Lucas, Nick, me, and Tilda.
Behind the open door, the mattress squeaks, the wooden frame of the sagging couch thumps dully against the wall, and someone else's breathing quickens... We hear Tilda stop Nick's panting with a laugh, ask him to light her cigarette, and tell him not to squeeze her breast so hard, as if he is fucking a girl for the first time.
After a long pause, during which Lucas's Adam's apple jerks convulsively, she lets Holt continue.
When Lucas leaves and Nicholas sits down in his place, he takes the remains of the cigarette from my fingers and nods toward the door:
- I am sick of her. We will have to tell her not to come here anymore. I can't stand sluts.
But judging by how long Nick stayed on top of Tilda, that does not sound true. Though maybe she really does not turn him on.
I cast him a quick smirking glance and return my gaze to the far end of the yard, where an open stretch of road is visible above the fence.
- I think, Holt, you just hate being second. But it is not my fault, buddy, that girls like me better. This one or another one, what difference does it make?
Nick laughs so hard smoke bursts from his lungs in ragged clumps, and he leans his shoulders back against the brick wall.

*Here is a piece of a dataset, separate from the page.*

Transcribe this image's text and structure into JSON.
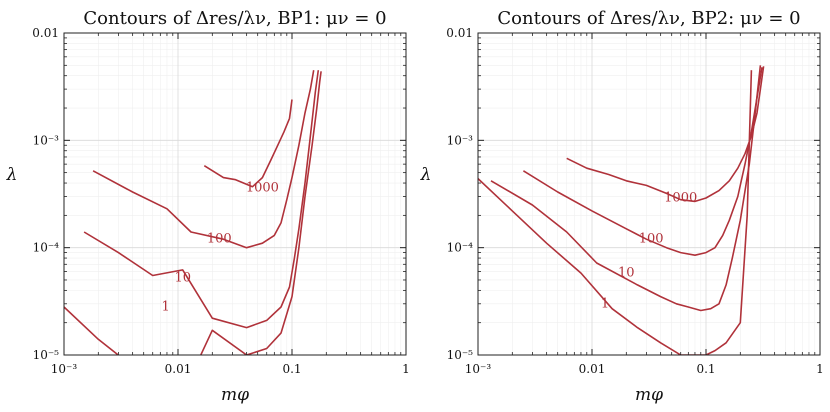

- Fuck you, Wright! - He elbows me in the side. - Sometimes I regret how well you know me! That is why, unlike you, I get myself steady girlfriends. So I can be first with them.
- And how is that working out? They don't disappoint?
Holt's pale eyes narrow with satisfaction.
- Sometimes I get lucky!
A kid of about fourteen comes into the yard from the back of the house: Matthew Palmer, the youngest brother, and he gives us an unfriendly sidelong look. I have long suspected he is the smartest of the three, and I know he definitely has no business here right now.
- Where is Lucas? - Matt addresses us through pursed lips. - Coach Hurley is calling! Says your first practice is tomorrow, and he wants to see everyone!
The kid keeps standing there and staring. I pick up a large piece of gravel by my sneakers and send it accurately at his feet.